2001 High Court of Justice case

CMS Dolphin Ltd v Simonet [2001] EWHC Ch 415 is a UK company law case concerning directors' duties.

Mr Simonet resigned from his position as managing director of CMS Dolphin Ltd (a small advertising company on Charing Cross Road) and he set up a new company. CMS's staff followed and so did the major clients. CMS sued Simonet for the profits he made, alleging that he had breached his duty of loyalty to the company. Simonet contended that he owed no duty because he had left the company.

==Judgment==
Lawrence Collins, J, held that Simonet resigned without giving proper notice, and so he was in breach of contract.

He had made no proper disclosure and had misused confidential information. The maturing business opportunities were the company's property, ‘where he knowingly had a conflict of interest, and exploited it by resigning from the company’. Resignation was not a fiduciary power in itself, and no obligations continued after the end of the relationship.

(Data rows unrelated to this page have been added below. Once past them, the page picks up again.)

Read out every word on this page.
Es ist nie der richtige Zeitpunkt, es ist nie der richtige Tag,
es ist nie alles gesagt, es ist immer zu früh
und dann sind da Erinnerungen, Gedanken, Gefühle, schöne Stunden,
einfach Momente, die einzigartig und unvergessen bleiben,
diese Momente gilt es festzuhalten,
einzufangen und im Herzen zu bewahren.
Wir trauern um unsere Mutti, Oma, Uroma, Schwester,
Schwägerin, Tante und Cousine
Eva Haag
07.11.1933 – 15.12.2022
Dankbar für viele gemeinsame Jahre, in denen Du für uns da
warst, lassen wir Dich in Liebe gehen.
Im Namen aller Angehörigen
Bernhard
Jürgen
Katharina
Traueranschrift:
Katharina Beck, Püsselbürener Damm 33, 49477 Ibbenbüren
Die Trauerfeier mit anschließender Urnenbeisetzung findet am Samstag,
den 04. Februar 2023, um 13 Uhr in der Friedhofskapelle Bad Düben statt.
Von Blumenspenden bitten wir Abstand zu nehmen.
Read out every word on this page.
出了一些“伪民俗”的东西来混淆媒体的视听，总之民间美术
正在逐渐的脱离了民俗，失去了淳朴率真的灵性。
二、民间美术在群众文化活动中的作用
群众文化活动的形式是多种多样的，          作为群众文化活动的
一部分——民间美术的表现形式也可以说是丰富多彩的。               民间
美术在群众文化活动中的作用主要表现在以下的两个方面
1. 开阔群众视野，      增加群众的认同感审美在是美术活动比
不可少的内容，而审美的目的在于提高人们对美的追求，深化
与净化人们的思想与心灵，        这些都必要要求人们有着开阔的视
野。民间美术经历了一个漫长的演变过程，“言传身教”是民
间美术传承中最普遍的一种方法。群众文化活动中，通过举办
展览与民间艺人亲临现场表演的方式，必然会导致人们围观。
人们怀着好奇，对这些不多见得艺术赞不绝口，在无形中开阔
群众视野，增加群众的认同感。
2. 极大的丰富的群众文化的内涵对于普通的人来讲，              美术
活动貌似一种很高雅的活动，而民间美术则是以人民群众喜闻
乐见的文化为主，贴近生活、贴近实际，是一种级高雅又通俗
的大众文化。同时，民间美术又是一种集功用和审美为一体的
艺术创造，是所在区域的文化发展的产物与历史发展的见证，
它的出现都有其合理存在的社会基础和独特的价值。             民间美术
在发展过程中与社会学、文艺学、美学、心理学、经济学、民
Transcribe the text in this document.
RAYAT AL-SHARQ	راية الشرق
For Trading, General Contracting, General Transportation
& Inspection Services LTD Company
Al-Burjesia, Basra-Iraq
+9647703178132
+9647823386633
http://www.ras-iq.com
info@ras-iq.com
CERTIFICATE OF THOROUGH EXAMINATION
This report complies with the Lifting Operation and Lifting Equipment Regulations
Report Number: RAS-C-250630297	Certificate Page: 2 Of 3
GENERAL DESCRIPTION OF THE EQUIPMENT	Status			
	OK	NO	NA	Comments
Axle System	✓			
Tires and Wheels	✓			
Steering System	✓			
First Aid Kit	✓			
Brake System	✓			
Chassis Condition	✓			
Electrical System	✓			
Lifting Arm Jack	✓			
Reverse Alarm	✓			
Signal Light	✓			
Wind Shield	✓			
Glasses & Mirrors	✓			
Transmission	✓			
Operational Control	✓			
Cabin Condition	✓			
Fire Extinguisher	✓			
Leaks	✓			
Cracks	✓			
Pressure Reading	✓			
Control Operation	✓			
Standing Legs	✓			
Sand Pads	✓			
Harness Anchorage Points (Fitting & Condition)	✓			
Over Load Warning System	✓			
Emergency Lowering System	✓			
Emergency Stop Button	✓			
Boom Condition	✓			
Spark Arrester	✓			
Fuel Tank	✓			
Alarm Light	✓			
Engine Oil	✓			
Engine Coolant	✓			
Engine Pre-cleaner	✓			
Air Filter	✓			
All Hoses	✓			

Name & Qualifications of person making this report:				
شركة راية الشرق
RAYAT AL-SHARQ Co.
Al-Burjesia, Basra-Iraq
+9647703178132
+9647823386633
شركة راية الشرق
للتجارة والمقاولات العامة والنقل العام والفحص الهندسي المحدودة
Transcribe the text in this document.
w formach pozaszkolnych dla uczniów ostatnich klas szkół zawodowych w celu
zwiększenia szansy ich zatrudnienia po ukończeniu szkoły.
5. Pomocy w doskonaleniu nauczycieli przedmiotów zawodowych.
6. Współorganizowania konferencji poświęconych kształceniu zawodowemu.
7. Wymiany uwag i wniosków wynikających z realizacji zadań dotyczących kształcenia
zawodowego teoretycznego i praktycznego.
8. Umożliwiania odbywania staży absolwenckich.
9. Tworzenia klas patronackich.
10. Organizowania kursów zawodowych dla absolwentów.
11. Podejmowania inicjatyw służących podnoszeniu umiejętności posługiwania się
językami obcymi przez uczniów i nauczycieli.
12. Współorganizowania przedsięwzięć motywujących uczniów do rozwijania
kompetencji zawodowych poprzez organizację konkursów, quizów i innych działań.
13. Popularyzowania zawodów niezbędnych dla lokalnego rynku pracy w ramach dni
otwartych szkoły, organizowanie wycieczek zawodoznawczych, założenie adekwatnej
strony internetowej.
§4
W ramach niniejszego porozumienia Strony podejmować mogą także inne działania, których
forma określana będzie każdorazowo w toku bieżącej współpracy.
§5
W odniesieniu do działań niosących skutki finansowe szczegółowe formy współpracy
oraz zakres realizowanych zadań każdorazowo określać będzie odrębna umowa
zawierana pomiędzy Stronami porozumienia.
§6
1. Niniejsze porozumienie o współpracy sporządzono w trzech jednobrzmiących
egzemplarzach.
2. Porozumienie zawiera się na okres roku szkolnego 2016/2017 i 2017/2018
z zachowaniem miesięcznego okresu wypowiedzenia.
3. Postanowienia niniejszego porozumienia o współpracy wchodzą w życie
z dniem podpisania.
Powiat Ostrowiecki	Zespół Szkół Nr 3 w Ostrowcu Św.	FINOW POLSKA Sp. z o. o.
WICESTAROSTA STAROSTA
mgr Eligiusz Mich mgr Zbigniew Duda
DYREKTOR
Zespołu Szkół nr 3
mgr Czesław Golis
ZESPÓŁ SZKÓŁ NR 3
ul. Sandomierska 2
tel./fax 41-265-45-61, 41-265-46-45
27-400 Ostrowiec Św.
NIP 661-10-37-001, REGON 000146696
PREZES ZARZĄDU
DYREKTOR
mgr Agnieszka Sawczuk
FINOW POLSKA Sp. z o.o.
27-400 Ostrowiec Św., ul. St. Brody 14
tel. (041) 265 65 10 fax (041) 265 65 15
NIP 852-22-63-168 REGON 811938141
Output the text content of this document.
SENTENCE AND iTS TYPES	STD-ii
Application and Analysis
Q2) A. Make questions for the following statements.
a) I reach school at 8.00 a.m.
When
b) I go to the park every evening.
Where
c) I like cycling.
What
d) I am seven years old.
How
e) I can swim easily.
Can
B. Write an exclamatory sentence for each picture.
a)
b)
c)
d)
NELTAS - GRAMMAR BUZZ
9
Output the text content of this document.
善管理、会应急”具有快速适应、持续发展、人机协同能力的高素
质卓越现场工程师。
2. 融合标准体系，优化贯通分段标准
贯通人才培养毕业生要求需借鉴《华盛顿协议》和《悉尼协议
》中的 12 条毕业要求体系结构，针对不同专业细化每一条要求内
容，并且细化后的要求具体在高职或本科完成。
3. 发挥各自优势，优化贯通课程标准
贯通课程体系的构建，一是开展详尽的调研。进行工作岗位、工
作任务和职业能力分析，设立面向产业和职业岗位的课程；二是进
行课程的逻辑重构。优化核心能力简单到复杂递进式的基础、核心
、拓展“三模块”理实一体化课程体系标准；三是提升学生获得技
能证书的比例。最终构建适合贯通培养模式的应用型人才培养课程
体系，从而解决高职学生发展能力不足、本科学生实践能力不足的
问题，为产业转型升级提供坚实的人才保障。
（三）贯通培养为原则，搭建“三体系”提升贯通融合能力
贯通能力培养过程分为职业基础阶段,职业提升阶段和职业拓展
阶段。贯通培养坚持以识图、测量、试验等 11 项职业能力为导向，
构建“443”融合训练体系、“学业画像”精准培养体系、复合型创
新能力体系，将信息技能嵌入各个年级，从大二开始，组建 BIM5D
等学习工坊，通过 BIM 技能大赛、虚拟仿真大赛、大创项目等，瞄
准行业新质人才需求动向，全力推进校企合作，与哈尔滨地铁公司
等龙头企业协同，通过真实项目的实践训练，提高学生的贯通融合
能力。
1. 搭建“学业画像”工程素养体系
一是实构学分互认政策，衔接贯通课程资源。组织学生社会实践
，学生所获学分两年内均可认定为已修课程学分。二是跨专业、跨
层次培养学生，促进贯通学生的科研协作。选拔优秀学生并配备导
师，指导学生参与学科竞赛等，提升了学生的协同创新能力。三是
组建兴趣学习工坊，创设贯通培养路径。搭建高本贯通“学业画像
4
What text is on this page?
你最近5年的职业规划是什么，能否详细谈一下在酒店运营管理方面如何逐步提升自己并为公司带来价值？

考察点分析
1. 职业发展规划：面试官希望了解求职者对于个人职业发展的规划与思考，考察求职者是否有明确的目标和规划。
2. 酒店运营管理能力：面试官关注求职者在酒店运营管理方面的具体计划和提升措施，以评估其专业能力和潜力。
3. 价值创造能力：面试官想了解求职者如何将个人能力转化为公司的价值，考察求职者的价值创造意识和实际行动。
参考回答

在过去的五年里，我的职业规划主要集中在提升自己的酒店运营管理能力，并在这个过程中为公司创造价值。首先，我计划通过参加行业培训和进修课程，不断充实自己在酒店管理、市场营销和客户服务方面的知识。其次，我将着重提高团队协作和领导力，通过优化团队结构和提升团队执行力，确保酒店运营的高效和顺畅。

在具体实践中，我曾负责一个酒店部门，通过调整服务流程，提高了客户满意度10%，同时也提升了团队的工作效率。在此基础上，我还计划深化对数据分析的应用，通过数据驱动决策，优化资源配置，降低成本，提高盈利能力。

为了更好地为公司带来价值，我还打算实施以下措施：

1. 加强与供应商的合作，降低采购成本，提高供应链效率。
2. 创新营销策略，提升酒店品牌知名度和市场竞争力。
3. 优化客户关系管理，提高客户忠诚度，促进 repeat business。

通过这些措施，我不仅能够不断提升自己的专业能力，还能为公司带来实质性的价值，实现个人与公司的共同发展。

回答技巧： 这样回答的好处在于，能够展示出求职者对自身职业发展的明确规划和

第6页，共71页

3 In many cases an account of profits would be a more advantageous remedy than equitable compensation since the actual profits obtained by a director might be higher than the damages for the loss of opportunity suffered by the company, particularly where the company had little or no prospect of obtaining the benefit of the opportunity (Industrial Development Consultants Ltd v Cooley [1972] 1 WLR 443; Canadian Aero Service Ltd v O'Malley (1973) 40 DLR (3rd) 371). Where, as here, the business was not restricted exclusively to the performance of contracts which were obtained from CMSD, the fiduciary should be accountable for the profits properly attributable to the breach of fiduciary duty, taking into account the expenses connected with those profits and a reasonable allowance for overheads (but not necessarily salary for the wrongdoer), together with a sum to take account of other benefits derived from those contracts, e.g. other contracts might not have been won, or profits made on them, without (for example) the opportunity or cash-flow benefit which flowed from the contracts unlawfully obtained. There must, however, be some reasonable connection between the breach of duty and the profits for which the fiduciary was accountable.

4 Where a director put contracts of a company into a partnership he was fully accountable even if his partners were entitled to part of the profit and were ignorant of his breach of fiduciary duty (Imperial Mercantile Credit Association v Coleman (1873) LR 6 HL 189). If the business was put into a company established by a director who had wrongfully taken advantage of the corporate opportunity, then both director and the new company were liable to account for profits (Cook v Deeks [1916] 1 AC 554; Canadian Aero Service Ltd v O'Malley (supra)). It was not necessary, in order to establish liability, to resort to piercing or lifting the corporate veil since a director was equally liable with the corporate vehicle formed by him to take unlawful advantage of the business opportunities as they jointly participated in a breach of trust. It did not make any difference whether the business was taken up by a corporate vehicle directly or was first taken up by a director and then transferred to a company.

Three months' notice is probably sufficient.